Interrogé sur les fonds alloués à l’état d’urgence, M. Lubérice a indiqué que le président Moïse a eu un mode d’intervention qui consiste à utiliser les moyens et les fonctionnaires de l’administration publique. Aussi, a-t-il ajouté, l’état d’urgence leur permettra d’aller plus vite, soulignant que le gouvernement puisera dans des lignes budgétaires du budget rectificatif. Selon lui, il peut y avoir des désaffectations. Il faut souligner que le pouvoir a déjà mobilisé 3.5 milliards de gourdes pour la caravane de Jovenel Moïse qui arrivera ce week-end dans le grand Sud.

Parce que les états d’urgence déclarés dans le passé n’ont jamais eu une bonne presse et ont toujours fait l’objet de critiques acerbes, le chef de l’État, selon Rénald Lubérice, était reticent à décréter cet état d’urgence. Selon lui, contrairement aux pratiques anciennes, il n’y aura pas de malversations pendant la période de l’état d’urgence d’un mois renouvelable.

Pourquoi déclarer l’état d’urgence neuf mois après Matthew ? À cette question, le secrétaire général du Conseil des ministres a rappelé que Jovenel Moïse n’avais pas encore neuf mois au pouvoir. Il n’arrive pas à expliquer non plus pourquoi l’administration Privert n’avait pas décrété l’état d’urgence après la catastrophe naturelle causée par le mauvais temps dans sur le grand Sud. « Neuf mois après, les problèmes demeurent les mêmes », a-t-il soutenu. Il faut qu’il y ait des mesures préventives pour empêcher que la population soit victime à nouveau pendant la saison cyclonique », a-t-il dit.

Dans une interview exclusive accordée au Nouvelliste en octobre 2016 après le passage de l’ouragan Matthew, l’ancien président Jocelerme Privert avait déclaré, nous citons : « Oui,nous sommes dans l’urgence. Oui, nous avons des réponses urgentes à apporter. Est-ce que la seule façon d’y faire face, c’est de déclarer l’état d’urgence ? Nous avons déclaré l’état d’urgence en 2010 après le tremblement de terre… Le Palais, la Primature et tous les ministères ne sont toujours pas reconstruits. Les quelques constructions démarrées avec les fonds PetroCaribe sont interrompues. Donc, l’état d’urgence n’a pas permis la reconstruction du pays… »

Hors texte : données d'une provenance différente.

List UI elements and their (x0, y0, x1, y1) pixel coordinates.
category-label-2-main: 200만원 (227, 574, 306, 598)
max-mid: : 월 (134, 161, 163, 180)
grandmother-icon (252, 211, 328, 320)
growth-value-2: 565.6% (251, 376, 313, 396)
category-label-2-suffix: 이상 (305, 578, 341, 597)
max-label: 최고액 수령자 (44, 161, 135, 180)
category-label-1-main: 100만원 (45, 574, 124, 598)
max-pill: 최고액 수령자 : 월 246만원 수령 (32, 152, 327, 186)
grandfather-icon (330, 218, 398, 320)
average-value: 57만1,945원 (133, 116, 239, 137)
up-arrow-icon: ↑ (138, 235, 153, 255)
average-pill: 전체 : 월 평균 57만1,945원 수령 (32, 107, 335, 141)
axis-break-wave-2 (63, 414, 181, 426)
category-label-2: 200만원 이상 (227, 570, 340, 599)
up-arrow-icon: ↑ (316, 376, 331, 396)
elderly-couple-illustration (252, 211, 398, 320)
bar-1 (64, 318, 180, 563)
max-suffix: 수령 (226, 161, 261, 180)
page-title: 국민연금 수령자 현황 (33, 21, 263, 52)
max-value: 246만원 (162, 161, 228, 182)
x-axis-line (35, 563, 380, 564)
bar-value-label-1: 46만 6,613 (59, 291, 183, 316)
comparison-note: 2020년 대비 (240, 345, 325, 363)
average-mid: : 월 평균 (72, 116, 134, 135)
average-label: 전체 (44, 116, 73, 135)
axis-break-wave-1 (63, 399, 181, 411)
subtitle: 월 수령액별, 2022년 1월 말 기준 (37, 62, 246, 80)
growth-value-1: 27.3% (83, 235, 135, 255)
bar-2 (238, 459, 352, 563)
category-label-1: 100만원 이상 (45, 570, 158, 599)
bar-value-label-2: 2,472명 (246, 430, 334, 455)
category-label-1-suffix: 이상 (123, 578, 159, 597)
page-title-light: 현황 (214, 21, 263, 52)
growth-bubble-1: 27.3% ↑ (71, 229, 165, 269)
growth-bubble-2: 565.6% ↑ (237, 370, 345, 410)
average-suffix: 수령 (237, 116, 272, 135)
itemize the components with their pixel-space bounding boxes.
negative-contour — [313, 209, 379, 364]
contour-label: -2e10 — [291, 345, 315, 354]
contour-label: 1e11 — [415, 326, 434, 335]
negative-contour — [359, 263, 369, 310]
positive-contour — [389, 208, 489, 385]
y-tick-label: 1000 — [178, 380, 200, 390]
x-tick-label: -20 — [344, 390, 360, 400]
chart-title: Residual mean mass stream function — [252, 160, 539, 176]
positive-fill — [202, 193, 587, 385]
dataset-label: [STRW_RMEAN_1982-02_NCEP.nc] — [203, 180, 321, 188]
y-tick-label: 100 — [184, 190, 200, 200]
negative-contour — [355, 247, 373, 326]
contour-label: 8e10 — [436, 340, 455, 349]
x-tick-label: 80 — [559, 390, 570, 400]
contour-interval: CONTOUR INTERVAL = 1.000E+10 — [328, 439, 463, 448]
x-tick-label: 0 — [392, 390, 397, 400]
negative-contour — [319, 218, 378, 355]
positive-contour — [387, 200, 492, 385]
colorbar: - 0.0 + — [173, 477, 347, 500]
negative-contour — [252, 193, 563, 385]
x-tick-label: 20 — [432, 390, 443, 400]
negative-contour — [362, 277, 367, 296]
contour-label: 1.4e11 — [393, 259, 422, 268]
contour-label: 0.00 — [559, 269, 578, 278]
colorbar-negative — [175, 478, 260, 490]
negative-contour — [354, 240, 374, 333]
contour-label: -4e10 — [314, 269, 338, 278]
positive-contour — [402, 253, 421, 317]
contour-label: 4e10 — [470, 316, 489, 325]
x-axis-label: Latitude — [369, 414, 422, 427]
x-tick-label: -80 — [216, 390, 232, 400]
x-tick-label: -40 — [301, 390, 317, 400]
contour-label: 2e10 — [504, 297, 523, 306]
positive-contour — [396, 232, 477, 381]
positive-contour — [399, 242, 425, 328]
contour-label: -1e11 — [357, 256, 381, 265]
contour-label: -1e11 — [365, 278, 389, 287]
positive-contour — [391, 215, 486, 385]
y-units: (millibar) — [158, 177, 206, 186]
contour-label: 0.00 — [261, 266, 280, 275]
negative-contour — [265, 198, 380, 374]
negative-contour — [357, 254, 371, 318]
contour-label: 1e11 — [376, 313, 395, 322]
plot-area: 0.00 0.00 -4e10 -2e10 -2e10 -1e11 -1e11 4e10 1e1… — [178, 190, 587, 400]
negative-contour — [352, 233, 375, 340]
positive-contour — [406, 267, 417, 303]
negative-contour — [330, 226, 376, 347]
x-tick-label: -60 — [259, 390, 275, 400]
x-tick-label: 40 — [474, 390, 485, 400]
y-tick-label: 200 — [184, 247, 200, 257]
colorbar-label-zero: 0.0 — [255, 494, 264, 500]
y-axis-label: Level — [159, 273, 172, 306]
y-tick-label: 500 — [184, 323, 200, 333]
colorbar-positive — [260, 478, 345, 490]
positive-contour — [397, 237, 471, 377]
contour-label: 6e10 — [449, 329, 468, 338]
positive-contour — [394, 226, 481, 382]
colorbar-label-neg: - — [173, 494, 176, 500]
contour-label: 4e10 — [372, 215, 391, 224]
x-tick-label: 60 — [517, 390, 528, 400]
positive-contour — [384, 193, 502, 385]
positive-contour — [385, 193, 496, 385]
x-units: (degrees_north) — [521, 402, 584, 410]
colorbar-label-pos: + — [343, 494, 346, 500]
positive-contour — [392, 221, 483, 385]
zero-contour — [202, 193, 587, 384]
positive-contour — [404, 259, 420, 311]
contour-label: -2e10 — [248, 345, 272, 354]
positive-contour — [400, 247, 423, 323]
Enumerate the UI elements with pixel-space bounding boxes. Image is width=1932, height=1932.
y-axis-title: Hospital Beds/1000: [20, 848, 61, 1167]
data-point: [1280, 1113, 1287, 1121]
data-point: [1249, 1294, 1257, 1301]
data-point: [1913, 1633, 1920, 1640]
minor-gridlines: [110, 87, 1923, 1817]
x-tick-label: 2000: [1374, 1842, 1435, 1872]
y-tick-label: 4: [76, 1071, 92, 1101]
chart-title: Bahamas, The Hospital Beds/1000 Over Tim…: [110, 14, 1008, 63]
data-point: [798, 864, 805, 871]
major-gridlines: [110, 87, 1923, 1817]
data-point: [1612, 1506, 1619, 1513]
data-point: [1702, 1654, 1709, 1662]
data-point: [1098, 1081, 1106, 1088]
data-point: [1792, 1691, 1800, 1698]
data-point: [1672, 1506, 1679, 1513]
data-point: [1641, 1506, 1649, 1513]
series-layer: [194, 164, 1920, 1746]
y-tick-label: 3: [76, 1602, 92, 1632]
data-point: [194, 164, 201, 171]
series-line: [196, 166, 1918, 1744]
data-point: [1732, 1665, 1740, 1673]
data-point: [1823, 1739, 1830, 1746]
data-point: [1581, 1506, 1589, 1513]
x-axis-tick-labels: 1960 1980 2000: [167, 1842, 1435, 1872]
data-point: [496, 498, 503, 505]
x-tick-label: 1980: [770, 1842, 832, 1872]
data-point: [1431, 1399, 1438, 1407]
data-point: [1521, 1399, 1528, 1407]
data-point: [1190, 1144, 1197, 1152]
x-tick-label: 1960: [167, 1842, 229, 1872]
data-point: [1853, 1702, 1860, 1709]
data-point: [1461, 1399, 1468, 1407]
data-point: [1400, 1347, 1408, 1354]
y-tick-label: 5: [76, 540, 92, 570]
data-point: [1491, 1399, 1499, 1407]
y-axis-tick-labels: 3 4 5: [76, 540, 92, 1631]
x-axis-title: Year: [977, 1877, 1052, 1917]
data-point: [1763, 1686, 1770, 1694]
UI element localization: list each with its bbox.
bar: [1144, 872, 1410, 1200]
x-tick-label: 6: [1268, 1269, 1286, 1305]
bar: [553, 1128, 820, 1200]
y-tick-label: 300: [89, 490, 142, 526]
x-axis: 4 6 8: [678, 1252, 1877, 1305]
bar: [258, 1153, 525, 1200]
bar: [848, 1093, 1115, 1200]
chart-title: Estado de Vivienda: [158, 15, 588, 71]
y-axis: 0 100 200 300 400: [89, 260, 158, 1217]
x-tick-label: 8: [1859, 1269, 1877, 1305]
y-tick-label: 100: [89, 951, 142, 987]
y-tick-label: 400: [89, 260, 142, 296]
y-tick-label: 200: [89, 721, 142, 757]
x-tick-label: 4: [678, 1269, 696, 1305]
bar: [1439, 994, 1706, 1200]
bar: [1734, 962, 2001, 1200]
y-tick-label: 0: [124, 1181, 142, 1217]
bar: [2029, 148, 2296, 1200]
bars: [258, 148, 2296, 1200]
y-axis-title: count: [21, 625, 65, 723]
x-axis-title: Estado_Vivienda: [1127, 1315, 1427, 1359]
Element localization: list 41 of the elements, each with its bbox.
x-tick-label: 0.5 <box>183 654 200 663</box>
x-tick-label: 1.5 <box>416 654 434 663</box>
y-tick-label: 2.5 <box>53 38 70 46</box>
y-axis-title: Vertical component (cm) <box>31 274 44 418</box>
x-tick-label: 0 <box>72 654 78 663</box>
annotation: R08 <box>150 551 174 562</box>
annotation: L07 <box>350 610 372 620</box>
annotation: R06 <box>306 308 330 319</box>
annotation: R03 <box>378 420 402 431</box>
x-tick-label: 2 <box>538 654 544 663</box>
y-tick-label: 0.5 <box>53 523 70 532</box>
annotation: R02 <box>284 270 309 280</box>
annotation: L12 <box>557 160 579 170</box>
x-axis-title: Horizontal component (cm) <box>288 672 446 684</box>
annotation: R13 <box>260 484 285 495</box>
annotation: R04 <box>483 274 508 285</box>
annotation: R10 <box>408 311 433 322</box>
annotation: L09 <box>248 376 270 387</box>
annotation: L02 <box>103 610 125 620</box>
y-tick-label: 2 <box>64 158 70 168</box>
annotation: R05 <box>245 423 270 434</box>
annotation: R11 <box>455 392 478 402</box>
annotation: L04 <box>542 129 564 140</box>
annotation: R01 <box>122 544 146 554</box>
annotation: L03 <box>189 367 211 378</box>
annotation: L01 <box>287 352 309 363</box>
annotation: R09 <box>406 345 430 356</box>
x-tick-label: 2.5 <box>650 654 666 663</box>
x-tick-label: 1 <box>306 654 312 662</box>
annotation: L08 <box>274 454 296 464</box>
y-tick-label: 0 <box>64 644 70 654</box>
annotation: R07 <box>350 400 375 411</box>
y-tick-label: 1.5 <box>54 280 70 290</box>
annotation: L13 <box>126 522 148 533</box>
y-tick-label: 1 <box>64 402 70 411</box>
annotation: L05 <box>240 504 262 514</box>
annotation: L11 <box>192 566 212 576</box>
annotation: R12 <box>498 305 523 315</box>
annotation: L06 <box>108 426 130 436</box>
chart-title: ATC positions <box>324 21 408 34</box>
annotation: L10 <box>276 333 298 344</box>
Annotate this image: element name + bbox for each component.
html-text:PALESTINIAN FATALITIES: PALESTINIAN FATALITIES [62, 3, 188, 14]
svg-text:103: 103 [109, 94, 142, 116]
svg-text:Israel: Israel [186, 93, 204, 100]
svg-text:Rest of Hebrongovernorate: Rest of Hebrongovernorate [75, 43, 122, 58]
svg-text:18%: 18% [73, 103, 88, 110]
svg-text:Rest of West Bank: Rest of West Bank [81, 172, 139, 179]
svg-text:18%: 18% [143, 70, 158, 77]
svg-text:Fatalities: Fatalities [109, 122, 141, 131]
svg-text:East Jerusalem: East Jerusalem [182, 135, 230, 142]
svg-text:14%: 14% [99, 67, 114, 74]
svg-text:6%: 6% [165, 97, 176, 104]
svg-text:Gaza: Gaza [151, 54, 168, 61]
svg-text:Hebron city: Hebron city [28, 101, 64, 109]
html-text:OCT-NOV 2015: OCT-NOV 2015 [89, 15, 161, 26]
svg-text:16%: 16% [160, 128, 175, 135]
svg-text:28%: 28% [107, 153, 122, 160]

« Moi, je dis, maximisons sous contrainte », avait répondu Jocelerme Privert à ceux qui réclamaient une déclaration d’état d’urgence. « Respectons les procédures et les règles. Faisons ce que nous pouvons faire avec nos propres moyens. S’il y a la nécessité pour un appel d’offres, on le fera. S’il n’est pas nécessaire, on ne le fera pas. D’ailleurs, la loi sur la passation de marchés permet, en cas de catastrophe naturelle, d’utiliser des procédures célères sans même recourir à la déclaration de l’état d’urgence », avait expliqué l’ex-sénateur des Nippes.